The central dilemma is between strong, rapid statutory protection for seabed habitats and the practical, constitutional and economic costs of imposing a broad ban through secondary legislation: the bill solves the policy choice (protect the seabed) but shifts difficult questions—how to monitor and enforce, whether to allow local exemptions, and how to reconcile UK ministerial regulation with devolved competence—into a regulatory process that may be contested and technically challenging to implement.

The bill takes a minimalist legislative form but hands very broad powers to ministers via regulations. That design accelerates the pathway to an MPA trawl ban but leaves the substantive and procedural choices—what precise sites are closed, whether there are site‑specific exemptions, how monitoring and evidence of seabed contact will be gathered, and what penalties will apply—to subordinate instruments and administrative practice.

Those gaps matter: enforcement of seabed‑contact rules requires reliable monitoring (VMS, AIS, electronic logs, observers or sensors) and clear evidential standards, none of which the Act specifies.

A second significant implementation risk is constitutional: fisheries and marine conservation intersect devolved responsibilities. The bill requires consultation with devolved ministers but not their consent.

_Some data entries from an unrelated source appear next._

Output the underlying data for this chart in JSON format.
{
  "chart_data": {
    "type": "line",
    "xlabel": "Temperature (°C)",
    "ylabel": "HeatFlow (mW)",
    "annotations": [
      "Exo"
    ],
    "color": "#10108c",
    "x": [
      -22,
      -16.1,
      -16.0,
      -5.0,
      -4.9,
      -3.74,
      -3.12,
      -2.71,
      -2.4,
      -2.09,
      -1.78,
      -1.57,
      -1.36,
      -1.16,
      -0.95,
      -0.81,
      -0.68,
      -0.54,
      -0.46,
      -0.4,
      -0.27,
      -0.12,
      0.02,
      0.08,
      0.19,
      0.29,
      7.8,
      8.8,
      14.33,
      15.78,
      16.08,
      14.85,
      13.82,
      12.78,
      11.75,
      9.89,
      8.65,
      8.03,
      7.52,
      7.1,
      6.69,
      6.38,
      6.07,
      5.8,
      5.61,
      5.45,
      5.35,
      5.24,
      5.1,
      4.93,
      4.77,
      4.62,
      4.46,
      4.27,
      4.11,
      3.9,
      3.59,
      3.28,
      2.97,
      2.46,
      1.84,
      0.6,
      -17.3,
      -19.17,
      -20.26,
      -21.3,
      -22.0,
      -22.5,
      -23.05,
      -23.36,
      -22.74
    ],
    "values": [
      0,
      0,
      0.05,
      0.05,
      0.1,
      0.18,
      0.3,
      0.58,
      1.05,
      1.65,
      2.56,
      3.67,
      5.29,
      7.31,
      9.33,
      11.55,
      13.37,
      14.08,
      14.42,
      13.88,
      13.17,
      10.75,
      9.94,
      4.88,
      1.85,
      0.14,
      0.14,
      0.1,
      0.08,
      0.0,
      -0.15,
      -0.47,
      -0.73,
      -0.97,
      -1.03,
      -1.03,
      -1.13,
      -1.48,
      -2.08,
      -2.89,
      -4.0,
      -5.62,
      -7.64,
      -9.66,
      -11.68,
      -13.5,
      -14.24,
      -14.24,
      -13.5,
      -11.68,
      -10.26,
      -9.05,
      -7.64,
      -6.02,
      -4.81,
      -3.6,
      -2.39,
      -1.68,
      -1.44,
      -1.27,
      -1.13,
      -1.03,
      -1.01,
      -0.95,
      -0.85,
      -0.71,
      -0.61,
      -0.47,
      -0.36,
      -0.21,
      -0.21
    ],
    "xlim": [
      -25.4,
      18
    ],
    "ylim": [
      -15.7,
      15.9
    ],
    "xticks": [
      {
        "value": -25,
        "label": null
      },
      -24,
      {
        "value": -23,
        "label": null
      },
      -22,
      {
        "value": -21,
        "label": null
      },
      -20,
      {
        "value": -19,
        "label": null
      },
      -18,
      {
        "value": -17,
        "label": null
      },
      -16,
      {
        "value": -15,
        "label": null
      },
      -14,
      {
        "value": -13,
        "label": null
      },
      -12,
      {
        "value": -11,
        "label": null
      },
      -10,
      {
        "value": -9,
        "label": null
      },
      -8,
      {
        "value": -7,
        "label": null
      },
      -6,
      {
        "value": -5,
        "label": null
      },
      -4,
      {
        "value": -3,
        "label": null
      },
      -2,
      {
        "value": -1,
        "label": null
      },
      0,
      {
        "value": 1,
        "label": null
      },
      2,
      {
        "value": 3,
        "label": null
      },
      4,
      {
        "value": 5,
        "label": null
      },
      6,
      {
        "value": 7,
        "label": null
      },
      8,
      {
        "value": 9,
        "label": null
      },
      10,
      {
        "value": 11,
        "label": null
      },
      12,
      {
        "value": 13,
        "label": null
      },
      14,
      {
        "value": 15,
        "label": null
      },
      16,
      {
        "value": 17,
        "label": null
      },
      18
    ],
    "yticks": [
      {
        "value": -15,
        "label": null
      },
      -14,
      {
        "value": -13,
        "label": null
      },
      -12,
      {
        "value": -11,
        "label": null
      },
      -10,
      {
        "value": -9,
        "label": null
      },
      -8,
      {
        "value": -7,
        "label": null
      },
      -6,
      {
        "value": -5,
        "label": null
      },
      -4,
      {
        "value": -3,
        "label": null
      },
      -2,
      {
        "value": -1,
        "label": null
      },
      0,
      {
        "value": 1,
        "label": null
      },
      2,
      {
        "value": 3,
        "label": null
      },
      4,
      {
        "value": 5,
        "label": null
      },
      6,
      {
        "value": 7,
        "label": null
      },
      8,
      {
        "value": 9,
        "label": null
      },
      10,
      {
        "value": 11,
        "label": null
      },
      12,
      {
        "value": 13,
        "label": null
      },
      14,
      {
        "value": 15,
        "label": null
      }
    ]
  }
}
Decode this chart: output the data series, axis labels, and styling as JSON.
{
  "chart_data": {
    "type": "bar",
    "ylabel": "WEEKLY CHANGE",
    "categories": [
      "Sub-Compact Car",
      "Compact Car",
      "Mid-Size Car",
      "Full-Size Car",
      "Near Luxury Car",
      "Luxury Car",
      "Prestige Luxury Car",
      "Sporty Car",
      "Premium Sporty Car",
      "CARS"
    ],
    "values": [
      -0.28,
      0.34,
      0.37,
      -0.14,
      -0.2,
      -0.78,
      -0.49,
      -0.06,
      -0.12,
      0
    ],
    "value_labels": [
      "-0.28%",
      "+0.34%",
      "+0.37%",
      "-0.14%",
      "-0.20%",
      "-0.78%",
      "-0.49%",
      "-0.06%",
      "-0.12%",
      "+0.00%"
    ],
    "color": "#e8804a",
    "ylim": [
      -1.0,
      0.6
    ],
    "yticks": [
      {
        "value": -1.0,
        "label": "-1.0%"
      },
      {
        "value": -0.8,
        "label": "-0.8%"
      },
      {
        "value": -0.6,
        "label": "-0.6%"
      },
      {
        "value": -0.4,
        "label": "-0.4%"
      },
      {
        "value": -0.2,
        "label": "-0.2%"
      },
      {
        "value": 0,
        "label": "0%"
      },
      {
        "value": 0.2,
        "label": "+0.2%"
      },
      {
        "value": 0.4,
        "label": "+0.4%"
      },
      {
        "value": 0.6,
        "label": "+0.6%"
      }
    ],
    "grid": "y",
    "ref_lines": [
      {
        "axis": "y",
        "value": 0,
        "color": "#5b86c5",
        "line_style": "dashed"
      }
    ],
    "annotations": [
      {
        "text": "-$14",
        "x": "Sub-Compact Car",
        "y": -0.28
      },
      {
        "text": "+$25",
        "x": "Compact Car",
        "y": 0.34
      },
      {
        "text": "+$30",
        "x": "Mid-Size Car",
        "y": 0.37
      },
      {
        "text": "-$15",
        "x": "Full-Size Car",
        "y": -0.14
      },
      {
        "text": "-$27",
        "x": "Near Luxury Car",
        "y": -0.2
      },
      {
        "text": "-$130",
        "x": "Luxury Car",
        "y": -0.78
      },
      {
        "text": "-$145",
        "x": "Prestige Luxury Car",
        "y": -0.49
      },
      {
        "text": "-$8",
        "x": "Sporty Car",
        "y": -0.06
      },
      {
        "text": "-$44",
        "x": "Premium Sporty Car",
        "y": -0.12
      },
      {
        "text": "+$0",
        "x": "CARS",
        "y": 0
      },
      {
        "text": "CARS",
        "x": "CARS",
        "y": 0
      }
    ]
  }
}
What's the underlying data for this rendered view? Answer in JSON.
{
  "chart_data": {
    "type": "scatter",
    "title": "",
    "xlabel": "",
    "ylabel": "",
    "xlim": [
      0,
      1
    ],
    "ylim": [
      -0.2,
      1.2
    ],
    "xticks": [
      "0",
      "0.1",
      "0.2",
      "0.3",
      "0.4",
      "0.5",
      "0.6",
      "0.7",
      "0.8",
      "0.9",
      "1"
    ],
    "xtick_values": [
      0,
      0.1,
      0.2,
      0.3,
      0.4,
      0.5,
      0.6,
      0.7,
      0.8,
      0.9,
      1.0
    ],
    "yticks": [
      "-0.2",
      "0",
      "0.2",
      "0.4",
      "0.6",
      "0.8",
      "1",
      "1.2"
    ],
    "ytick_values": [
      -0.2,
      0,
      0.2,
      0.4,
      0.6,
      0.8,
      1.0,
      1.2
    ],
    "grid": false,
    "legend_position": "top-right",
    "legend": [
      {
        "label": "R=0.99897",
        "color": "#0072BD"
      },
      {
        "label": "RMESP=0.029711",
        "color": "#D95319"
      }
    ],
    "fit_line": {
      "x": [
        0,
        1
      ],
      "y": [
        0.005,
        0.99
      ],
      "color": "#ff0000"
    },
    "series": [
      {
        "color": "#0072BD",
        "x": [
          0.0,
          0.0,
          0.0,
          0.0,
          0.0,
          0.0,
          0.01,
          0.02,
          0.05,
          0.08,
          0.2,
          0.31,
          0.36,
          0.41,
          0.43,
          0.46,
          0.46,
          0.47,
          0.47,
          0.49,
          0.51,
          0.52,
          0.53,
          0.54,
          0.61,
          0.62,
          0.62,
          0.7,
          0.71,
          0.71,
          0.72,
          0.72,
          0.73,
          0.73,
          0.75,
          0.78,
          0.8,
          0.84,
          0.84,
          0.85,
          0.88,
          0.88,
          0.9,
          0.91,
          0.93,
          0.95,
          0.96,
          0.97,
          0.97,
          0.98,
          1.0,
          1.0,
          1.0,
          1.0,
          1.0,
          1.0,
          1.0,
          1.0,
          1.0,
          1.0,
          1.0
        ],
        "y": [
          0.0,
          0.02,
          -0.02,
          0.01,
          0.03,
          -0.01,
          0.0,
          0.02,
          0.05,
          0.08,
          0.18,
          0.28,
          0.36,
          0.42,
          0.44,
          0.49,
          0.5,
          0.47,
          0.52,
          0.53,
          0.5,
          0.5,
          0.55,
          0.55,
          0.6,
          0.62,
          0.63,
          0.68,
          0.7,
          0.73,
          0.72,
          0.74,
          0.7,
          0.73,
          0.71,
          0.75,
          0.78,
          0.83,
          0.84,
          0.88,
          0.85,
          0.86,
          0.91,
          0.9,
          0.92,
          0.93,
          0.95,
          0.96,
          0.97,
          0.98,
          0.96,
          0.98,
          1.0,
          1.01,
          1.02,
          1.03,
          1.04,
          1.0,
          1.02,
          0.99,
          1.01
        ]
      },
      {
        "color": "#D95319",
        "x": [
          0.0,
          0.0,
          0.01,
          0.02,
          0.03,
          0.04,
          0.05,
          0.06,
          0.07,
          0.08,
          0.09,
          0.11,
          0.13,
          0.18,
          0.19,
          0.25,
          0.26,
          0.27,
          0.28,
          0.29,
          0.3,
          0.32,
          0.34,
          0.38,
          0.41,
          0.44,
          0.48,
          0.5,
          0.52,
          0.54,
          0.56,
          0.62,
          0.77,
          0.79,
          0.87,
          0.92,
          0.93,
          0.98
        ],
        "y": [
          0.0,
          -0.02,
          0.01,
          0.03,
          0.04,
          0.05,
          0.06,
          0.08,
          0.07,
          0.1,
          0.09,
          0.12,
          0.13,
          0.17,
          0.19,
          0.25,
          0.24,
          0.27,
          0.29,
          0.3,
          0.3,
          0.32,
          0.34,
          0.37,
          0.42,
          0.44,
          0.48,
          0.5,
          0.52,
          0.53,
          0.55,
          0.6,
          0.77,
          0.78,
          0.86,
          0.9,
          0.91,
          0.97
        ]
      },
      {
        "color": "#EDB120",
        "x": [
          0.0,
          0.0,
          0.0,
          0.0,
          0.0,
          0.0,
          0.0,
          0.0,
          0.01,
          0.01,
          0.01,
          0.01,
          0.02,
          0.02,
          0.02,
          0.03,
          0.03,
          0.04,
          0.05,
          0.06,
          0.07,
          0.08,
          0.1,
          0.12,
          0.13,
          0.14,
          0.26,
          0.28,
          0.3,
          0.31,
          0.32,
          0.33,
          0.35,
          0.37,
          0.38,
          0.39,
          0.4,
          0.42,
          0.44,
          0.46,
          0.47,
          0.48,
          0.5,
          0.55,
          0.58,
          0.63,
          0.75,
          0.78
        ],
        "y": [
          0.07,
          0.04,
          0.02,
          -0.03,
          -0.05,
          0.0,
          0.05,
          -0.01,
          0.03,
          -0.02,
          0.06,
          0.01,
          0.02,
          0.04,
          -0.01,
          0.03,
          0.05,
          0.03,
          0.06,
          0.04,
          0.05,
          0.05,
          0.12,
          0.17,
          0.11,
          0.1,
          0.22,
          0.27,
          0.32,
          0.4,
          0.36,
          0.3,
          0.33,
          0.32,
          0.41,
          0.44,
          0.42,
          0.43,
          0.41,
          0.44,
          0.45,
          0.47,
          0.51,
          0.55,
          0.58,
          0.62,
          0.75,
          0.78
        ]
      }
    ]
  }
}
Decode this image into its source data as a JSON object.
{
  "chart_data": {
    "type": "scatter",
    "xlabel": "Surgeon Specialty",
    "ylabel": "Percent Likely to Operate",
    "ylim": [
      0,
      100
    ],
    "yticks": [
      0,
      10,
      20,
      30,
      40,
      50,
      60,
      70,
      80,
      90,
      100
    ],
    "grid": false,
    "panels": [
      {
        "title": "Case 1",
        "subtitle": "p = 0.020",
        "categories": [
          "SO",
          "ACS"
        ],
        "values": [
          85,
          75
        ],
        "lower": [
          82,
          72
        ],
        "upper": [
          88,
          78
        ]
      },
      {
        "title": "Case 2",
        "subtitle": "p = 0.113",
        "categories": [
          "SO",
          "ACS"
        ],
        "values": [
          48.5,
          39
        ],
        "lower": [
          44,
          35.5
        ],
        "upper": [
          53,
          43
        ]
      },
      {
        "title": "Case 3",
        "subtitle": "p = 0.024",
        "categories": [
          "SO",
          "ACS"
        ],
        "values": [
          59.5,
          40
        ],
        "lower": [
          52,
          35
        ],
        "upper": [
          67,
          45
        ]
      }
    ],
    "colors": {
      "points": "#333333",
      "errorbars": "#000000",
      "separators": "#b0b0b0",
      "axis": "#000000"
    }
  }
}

That may be legally tolerable in some cases, but it invites challenge where regulations affect devolved management of fishing activity or intersect with devolved environmental law. Finally, the Act allows only fines as criminal penalties and leaves open whether civil or administrative sanctions (fixed penalties, licence suspensions, gear seizure) will be available; limiting enforcement to fines could blunt deterrence unless fines are calibrated and supported by effective detection systems.